OpenAI Non-Streaming

For non-streaming requests, OpenAI responds with a usage tag that contains useful data for calculating the cost. The tag generally looks like this:

"usage": {
	"prompt_tokens": 11,
	"completion_tokens": 9,
	"total_tokens": 20
},

We capture this data, and using OpenAI’s pricing tables, we estimate the cost based on the model returned in the response body. You can check OpenAI’s pricing tables here: https://openai.com/pricing#language-models

OpenAI Streaming

Unlike non-streaming requests, OpenAI streaming requests do not return the usage tag. Therefore, we rely on 3rd party tokenizers like TikToken to count our tokens. The calculation becomes complex when handling Chat messages, as hidden tokens are abstracted away from the user. To accurately estimate the amount of prompt and completion tokens, we have reverse-engineered the hidden tokens.

Anthropic Requests

In the case of Anthropic requests, there is no supported method for calculating tokens in Typescript.

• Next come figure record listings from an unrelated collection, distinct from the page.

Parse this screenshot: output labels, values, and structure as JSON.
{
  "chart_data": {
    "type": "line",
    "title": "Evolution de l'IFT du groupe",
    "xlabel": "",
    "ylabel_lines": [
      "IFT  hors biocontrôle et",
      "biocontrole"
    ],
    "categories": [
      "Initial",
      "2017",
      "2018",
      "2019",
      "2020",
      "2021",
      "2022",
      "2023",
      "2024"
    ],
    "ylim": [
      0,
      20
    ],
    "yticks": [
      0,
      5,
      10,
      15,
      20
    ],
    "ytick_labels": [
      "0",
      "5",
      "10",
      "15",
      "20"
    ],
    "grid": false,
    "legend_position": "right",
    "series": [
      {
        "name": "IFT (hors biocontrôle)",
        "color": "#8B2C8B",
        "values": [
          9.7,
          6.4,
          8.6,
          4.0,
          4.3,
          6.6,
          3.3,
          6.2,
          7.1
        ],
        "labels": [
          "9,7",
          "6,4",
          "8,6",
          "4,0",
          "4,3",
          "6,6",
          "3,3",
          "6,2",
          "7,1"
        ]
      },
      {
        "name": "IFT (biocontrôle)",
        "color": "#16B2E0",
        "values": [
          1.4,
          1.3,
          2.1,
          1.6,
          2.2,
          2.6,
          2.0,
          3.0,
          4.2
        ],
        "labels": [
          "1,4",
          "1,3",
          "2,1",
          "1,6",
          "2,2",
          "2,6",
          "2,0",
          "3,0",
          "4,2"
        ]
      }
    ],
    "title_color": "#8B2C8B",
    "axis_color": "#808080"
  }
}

So, we have to manually calculate the tokens using a Python server. For more discussion and details on this topic, see our comments in this thread: https://github.com/anthropics/anthropic-sdk-typescript/issues/16

Developer

For a detailed look at how we calculate LLM costs, please follow this link: https://github.com/Helicone/helicone/tree/main/costs

Please note that these methods are based on our current understanding and may be subject to changes in the future as APIs and token counting methodologies evolve.